November 4th, 2013
Should Plasma Levels of Dabigatran Guide How We Dose the Drug?
Stuart J Connolly, MD
CardioExchange’s John Ryan interviews Stuart J. Connolly about his research group’s analysis of data from the manufacturer-funded RE-LY trial. The study, published in JACC, showed that the risk for ischemic events was inversely related to trough plasma concentrations of dabigatran and that the risk for major bleeding increased with dabigatran exposure.
Ryan: Your study convincingly shows the relationship between dabigatran plasma-concentration levels and risk-benefit for patients with atrial fibrillation. Should we be dosing according to those levels?
Connolly: The relationship between plasma concentration and outcomes is most convincing for bleeding. There is some reason to consider that measuring a trough plasma concentration after starting therapy would be useful in reducing bleeding risk, perhaps with a target concentration <250 ng/mL. However, this has not been demonstrated in a prospective study. We currently have no clinically available way to measure the levels. A prospective trial would be best.
Ryan: You find that many factors predicted levels. Do they reflect who was taking the medication regularly or differences in patient factors?
Connolly: Quite a lot of variation in plasma concentration is unexplained, although we know that renal function is very predictive of concentrations. A few other factors, such as concomitant medication, also have some effect on levels.
Ryan: Should we be using an algorithm in the dosing?
Connolly: An algorithm would mostly depend on renal function and would have to be validated. As you may know, we did use an algorithm in the RE-ALIGN study in valve patients, to get a more appropriate dose. Unfortunately, dabigatran did not work in those patients, so we could not really validate the algorithm.
JOIN THE DISCUSSION
Given the findings from Dr. Connolly and his colleagues, do you think a validated algorithm for dabigatran dosing is likely to be developed? Would you use one if it were available?
So the advantage of dabigatran over warfarin is that you do not need to follow an INR. Do this study indicate that we should be following levels?
I wonder how much dabigatran levels fluctuate over time, depending on temporal changes in other patient factors (such as renal function).

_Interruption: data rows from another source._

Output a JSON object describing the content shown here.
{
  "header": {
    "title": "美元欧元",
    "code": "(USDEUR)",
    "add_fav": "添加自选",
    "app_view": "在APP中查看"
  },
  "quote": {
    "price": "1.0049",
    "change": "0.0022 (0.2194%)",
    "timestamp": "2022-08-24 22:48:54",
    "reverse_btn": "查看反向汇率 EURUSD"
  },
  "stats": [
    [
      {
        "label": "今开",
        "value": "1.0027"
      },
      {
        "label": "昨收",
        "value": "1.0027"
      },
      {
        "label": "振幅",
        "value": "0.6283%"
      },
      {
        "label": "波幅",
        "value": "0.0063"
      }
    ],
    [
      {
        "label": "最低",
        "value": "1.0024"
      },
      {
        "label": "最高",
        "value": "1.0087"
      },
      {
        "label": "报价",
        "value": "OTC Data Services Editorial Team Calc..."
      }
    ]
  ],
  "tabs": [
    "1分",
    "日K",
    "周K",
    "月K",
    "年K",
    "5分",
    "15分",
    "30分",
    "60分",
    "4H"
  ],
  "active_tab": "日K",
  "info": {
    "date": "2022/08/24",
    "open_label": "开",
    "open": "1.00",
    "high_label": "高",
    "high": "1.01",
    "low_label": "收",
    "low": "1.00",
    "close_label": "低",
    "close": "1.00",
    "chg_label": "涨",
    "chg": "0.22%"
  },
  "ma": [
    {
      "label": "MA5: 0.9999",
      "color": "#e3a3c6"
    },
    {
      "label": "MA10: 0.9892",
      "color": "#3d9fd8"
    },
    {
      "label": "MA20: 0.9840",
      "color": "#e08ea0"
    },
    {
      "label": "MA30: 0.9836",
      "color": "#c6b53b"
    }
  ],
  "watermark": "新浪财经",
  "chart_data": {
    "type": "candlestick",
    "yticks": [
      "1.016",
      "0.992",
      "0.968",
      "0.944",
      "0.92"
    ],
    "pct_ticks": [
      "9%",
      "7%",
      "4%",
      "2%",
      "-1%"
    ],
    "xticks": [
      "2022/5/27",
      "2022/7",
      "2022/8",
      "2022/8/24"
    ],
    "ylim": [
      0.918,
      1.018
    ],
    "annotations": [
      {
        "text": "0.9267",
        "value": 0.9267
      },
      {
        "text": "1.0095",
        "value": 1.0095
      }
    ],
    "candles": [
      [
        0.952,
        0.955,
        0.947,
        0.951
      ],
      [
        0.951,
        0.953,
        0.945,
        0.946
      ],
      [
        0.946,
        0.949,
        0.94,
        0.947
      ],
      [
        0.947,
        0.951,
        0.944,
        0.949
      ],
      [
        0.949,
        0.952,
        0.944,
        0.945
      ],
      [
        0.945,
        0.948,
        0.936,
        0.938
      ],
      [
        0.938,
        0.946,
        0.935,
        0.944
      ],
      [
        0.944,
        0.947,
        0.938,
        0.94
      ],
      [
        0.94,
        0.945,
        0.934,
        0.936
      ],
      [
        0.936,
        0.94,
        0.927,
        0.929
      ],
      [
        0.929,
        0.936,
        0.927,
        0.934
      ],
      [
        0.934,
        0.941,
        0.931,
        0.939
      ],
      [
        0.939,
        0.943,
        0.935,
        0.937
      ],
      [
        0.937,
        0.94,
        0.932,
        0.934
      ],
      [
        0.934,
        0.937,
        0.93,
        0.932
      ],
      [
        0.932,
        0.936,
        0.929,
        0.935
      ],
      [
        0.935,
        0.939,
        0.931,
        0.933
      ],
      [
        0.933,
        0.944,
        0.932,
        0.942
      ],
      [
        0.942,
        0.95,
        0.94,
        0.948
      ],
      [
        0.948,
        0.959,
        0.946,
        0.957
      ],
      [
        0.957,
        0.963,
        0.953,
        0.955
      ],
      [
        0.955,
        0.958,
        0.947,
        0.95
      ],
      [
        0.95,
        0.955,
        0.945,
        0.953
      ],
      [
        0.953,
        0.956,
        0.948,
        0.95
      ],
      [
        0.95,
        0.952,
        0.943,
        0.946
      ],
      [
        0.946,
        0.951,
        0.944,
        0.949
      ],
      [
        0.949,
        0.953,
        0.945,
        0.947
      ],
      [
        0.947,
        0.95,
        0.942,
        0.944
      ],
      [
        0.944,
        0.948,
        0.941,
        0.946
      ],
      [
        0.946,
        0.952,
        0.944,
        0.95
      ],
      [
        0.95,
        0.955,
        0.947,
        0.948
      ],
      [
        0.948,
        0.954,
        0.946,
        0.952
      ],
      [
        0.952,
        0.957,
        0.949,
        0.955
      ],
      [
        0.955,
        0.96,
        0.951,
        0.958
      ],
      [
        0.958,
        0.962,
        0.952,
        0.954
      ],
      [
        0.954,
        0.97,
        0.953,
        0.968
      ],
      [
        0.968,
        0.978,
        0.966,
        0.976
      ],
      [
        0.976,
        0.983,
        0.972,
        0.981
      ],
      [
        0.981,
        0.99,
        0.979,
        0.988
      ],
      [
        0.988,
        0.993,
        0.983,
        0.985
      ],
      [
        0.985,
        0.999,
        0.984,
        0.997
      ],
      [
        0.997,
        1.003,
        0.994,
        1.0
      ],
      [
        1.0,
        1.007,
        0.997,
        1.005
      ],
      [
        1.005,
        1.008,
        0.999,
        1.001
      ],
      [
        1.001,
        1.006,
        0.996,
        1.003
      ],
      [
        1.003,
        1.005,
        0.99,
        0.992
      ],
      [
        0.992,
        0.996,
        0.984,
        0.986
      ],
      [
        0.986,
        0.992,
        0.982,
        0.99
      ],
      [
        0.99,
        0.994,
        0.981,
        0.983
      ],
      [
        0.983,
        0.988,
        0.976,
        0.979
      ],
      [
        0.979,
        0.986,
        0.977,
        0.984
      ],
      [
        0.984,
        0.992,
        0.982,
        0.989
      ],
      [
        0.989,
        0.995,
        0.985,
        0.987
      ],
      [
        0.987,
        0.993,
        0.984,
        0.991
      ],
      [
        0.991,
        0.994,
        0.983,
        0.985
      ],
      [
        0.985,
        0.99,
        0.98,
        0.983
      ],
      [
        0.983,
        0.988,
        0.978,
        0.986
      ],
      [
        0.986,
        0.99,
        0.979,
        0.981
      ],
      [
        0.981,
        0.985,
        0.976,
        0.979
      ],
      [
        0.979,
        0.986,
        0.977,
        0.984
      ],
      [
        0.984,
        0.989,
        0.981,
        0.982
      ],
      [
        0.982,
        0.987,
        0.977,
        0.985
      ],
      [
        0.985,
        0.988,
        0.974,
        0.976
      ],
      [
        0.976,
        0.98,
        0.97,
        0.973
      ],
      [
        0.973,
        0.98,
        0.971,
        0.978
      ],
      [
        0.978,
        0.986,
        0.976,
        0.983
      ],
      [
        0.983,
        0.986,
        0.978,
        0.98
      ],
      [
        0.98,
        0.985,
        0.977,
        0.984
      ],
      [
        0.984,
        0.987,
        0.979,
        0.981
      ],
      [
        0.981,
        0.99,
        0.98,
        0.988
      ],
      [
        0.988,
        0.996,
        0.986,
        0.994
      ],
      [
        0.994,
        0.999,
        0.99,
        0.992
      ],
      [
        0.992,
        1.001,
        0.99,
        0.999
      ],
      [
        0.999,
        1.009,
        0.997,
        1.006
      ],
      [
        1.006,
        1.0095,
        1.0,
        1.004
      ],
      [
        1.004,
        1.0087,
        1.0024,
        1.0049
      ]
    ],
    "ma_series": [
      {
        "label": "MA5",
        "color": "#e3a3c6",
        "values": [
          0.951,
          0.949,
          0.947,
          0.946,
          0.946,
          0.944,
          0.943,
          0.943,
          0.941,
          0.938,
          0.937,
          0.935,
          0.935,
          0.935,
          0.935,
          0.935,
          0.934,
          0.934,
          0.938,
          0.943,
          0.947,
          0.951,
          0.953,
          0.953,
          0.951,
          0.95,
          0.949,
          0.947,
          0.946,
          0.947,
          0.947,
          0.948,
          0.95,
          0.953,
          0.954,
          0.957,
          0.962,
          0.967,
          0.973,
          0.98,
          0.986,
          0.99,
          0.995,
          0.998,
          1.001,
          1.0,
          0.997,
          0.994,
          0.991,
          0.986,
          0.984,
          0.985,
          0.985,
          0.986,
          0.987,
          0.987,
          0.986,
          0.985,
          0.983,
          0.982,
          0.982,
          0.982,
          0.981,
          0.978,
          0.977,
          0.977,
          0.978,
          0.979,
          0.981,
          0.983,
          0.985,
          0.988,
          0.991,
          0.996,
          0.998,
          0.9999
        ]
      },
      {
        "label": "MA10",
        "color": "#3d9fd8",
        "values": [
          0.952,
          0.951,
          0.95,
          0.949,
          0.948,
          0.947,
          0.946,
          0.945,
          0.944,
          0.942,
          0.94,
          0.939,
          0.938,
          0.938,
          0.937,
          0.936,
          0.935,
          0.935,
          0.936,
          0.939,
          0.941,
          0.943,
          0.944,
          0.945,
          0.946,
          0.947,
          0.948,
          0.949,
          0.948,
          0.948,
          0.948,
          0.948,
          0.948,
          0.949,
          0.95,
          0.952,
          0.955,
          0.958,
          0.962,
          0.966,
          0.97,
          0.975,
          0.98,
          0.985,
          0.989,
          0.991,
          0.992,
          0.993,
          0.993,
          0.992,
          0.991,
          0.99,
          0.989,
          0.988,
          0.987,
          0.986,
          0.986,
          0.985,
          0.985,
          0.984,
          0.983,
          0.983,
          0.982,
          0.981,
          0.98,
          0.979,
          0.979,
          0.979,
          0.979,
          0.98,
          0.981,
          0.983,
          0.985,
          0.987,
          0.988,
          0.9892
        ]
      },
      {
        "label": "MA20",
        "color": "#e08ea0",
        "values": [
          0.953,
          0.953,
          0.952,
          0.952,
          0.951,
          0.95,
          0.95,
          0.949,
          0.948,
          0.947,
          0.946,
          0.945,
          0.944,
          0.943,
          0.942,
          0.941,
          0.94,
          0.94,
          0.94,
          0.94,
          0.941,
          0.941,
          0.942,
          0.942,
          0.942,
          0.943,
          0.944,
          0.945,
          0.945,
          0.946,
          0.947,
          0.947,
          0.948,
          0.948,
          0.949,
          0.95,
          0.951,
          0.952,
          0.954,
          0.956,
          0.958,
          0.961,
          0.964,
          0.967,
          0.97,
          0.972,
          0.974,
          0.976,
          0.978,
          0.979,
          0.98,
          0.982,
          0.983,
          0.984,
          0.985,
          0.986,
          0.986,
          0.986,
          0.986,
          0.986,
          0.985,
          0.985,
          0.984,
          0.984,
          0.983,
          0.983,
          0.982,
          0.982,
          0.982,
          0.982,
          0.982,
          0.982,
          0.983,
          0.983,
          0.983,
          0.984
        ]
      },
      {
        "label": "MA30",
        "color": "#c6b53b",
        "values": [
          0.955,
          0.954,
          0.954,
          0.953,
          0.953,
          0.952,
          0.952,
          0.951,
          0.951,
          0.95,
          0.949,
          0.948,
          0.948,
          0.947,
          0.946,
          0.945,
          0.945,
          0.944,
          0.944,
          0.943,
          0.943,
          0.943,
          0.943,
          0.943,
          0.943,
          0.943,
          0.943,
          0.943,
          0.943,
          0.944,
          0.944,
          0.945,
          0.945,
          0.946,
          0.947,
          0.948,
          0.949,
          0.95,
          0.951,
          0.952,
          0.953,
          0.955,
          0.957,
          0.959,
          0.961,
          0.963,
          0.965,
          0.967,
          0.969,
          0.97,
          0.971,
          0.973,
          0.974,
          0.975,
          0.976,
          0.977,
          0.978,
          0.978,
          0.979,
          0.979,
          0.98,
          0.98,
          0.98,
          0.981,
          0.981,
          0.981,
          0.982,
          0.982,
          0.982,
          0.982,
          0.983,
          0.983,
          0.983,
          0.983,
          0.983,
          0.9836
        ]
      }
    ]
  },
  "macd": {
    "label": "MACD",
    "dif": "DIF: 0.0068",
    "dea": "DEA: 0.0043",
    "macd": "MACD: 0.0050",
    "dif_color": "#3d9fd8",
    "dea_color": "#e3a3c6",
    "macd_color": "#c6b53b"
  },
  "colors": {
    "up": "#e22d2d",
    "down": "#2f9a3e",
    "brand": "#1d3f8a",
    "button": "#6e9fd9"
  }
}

Given the primary findings of RELY and presumably previous pharmcokinetic studies, I imagine the fluctuations are still mostly within the therapeutic range, with the exception of specific scenarios such as immediately post-op.
If there is not a lot of fluctuations, one intriguing possibility of measuring dabigtran levels would be using it to investigate personalized dosing– measure level at time of initiation and calculate the “best” maintenance dose for each patient. Another immediate use for measuring dabigatran level would be to identify patients who are non-adherent, which has been pointed out as an issue for switching from warfarin from dabigatran.
So better go back to warfarin. It will save billions and we have a huge experience, anti-dote included.